One rule of thumb is to harvest when the flesh of the gourd or pumpkin is too hard to pierce with your fingernail. This also applies to winter squash. Pumpkins that have already started to turn orange will usually continue to do so after harvest as long as some orange color is present. Winter squash such as acorn, butternut, buttercup, spaghetti and Hubbard should be harvested before a hard frost in order to store best. They will taste best and last longest if they are subjected to warm temperatures in the 70’s or even 80’s for two weeks. That is not going to happen outdoors, but if you have a warm attic, that might suffice. Eat the acorn squash first, since they will deteriorate quickest, followed by butternut, buttercup, spaghetti and Hubbard. Some of my “Beyfussinni” squash, which are a hybrid between spaghetti squash and zucchini have formed hard shells and I think they will serve pretty well as traditional spaghetti squash.

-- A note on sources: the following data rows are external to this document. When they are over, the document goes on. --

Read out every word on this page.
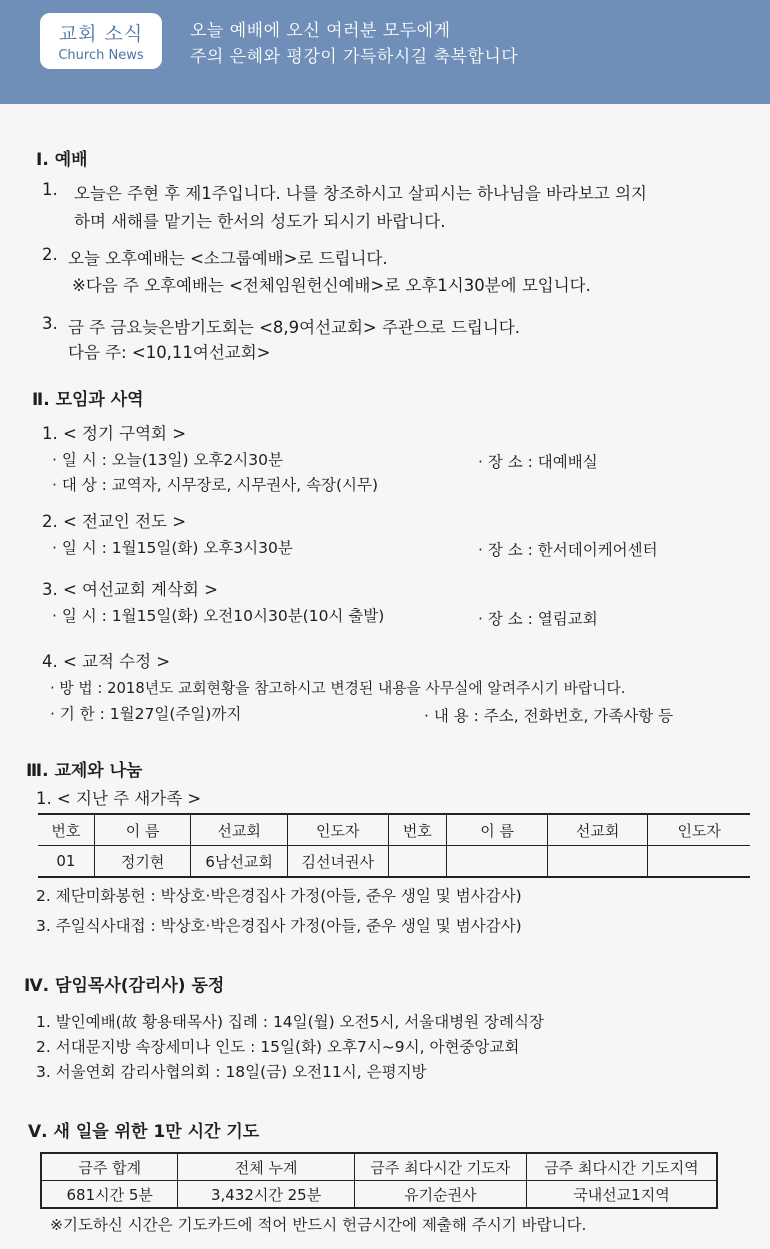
교회 소식
Church News
오늘 예배에 오신 여러분 모두에게
주의 은혜와 평강이 가득하시길 축복합니다
Ⅰ. 예배
1. 오늘은 주현 후 제1주입니다. 나를 창조하시고 살피시는 하나님을 바라보고 의지
하며 새해를 맡기는 한서의 성도가 되시기 바랍니다.
2. 오늘 오후예배는 <소그룹예배>로 드립니다.
※다음 주 오후예배는 <전체임원헌신예배>로 오후1시30분에 모입니다.
3. 금 주 금요늦은밤기도회는 <8,9여선교회> 주관으로 드립니다.
다음 주: <10,11여선교회>
Ⅱ. 모임과 사역
1. < 정기 구역회 >
· 일 시 : 오늘(13일) 오후2시30분	· 장 소 : 대예배실
· 대 상 : 교역자, 시무장로, 시무권사, 속장(시무)
2. < 전교인 전도 >
· 일 시 : 1월15일(화) 오후3시30분	· 장 소 : 한서데이케어센터
3. < 여선교회 계삭회 >
· 일 시 : 1월15일(화) 오전10시30분(10시 출발)	· 장 소 : 열림교회
4. < 교적 수정 >
· 방 법 : 2018년도 교회현황을 참고하시고 변경된 내용을 사무실에 알려주시기 바랍니다.
· 기 한 : 1월27일(주일)까지	· 내 용 : 주소, 전화번호, 가족사항 등
Ⅲ. 교제와 나눔
1. < 지난 주 새가족 >
번호	이 름	선교회	인도자	번호	이 름	선교회	인도자
01	정기현	6남선교회	김선녀권사				
2. 제단미화봉헌 : 박상호·박은경집사 가정(아들, 준우 생일 및 범사감사)
3. 주일식사대접 : 박상호·박은경집사 가정(아들, 준우 생일 및 범사감사)
Ⅳ. 담임목사(감리사) 동정
1. 발인예배(故 황용태목사) 집례 : 14일(월) 오전5시, 서울대병원 장례식장
2. 서대문지방 속장세미나 인도 : 15일(화) 오후7시~9시, 아현중앙교회
3. 서울연회 감리사협의회 : 18일(금) 오전11시, 은평지방
Ⅴ. 새 일을 위한 1만 시간 기도
금주 합계	전체 누계	금주 최다시간 기도자	금주 최다시간 기도지역
681시간 5분	3,432시간 25분	유기순권사	국내선교1지역
※기도하신 시간은 기도카드에 적어 반드시 헌금시간에 제출해 주시기 바랍니다.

After harvesting, wash the fruit with warm, soapy water. Rinse in clear, warm water with a small amount of household bleach added. (one cup of bleach to one gallon of water) Or rinse with clear water, wipe dry with a dry cloth, and wipe
again with a cloth dampened in rubbing alcohol. Discard any diseased, bruised and immature fruit.

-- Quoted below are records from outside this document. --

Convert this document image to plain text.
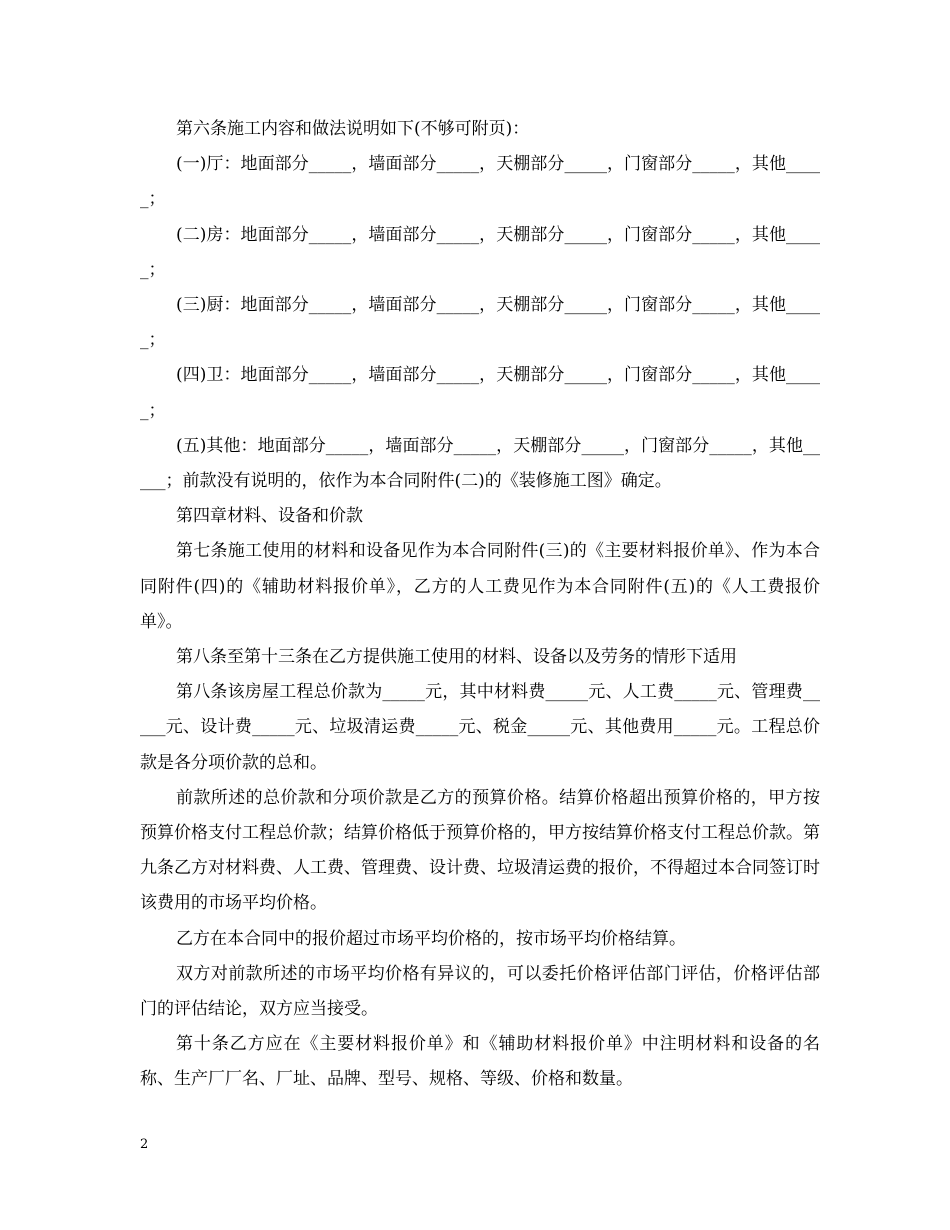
第六条施工内容和做法说明如下(不够可附页)：

(一)厅：地面部分_____，墙面部分_____，天棚部分_____，门窗部分_____，其他_____；

(二)房：地面部分_____，墙面部分_____，天棚部分_____，门窗部分_____，其他_____；

(三)厨：地面部分_____，墙面部分_____，天棚部分_____，门窗部分_____，其他_____；

(四)卫：地面部分_____，墙面部分_____，天棚部分_____，门窗部分_____，其他_____；

(五)其他：地面部分_____，墙面部分_____，天棚部分_____，门窗部分_____，其他_____；前款没有说明的，依作为本合同附件(二)的《装修施工图》确定。

第四章材料、设备和价款

第七条施工使用的材料和设备见作为本合同附件(三)的《主要材料报价单》、作为本合同附件(四)的《辅助材料报价单》，乙方的人工费见作为本合同附件(五)的《人工费报价单》。

第八条至第十三条在乙方提供施工使用的材料、设备以及劳务的情形下适用

第八条该房屋工程总价款为_____元，其中材料费_____元、人工费_____元、管理费_____元、设计费_____元、垃圾清运费_____元、税金_____元、其他费用_____元。工程总价款是各分项价款的总和。

前款所述的总价款和分项价款是乙方的预算价格。结算价格超出预算价格的，甲方按预算价格支付工程总价款；结算价格低于预算价格的，甲方按结算价格支付工程总价款。第九条乙方对材料费、人工费、管理费、设计费、垃圾清运费的报价，不得超过本合同签订时该费用的市场平均价格。

乙方在本合同中的报价超过市场平均价格的，按市场平均价格结算。

双方对前款所述的市场平均价格有异议的，可以委托价格评估部门评估，价格评估部门的评估结论，双方应当接受。

第十条乙方应在《主要材料报价单》和《辅助材料报价单》中注明材料和设备的名称、生产厂厂名、厂址、品牌、型号、规格、等级、价格和数量。

2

Place the ornamental gourds in a dry, warm, well-ventilated place. Small gourds can be stored in a mesh bag such as the type of bag that onions are sold in. Keep them in a dark place if possible to prevent the colors from fading. Check them and turn often as they dry and discard any that start to rot or get mushy. Curing takes from 1 to 6 months depending on many factors. To speed up the process make a small hole in the blossom end (the bottom, not the stem end) of the fruit. When the gourd is completely dry the seeds will rattle around inside like a Maruichi. I have had pretty good luck drying birdhouse gourds in a barely warm oven with the door slightly open. I first make an entrance hole using an electric drill with a bit designed to make doorknob holes. The gourds need to be turned often and checked frequently if you put them in the oven.
Once the gourd is dried it may be waxed, shellacked or painted. A high grade, transparent furniture or floor wax is preferred to shellac or varnish which will change the natural color. Periodic waxing will help to preserve the gourd. You can also sandpaper the outside of the gourd with a very fine sandpaper or steel wool to create a smooth surface.

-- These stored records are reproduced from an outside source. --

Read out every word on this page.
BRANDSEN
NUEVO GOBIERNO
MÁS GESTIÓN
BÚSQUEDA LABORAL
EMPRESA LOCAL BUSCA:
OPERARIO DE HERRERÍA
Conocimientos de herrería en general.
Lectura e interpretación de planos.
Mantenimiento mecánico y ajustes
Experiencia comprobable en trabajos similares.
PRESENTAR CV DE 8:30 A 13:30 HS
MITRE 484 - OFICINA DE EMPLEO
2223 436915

Save the seed from the gourd to plant next year. Since many of the various types of gourds cross breed, the seeds will produce some interesting looking fruit next year. The seeds from birdhouse gourds seem to produce exactly the same gourds each year but that may be due to the fact that these are the only type I have grown! In fact I don’t plant them at all! I simply leave a few in the garden to rot and the seeds “volunteer” to grow the following season. I do the same thing for my favorite “Jack B Little” pumpkins.
If you did grow gourds this summer as well as winter squash, it might not be a good idea to save seed from the edible squash crops. Some types of gourds are somewhat toxic and if they cross breed with your winter squash, the offspring next year could be toxic as well!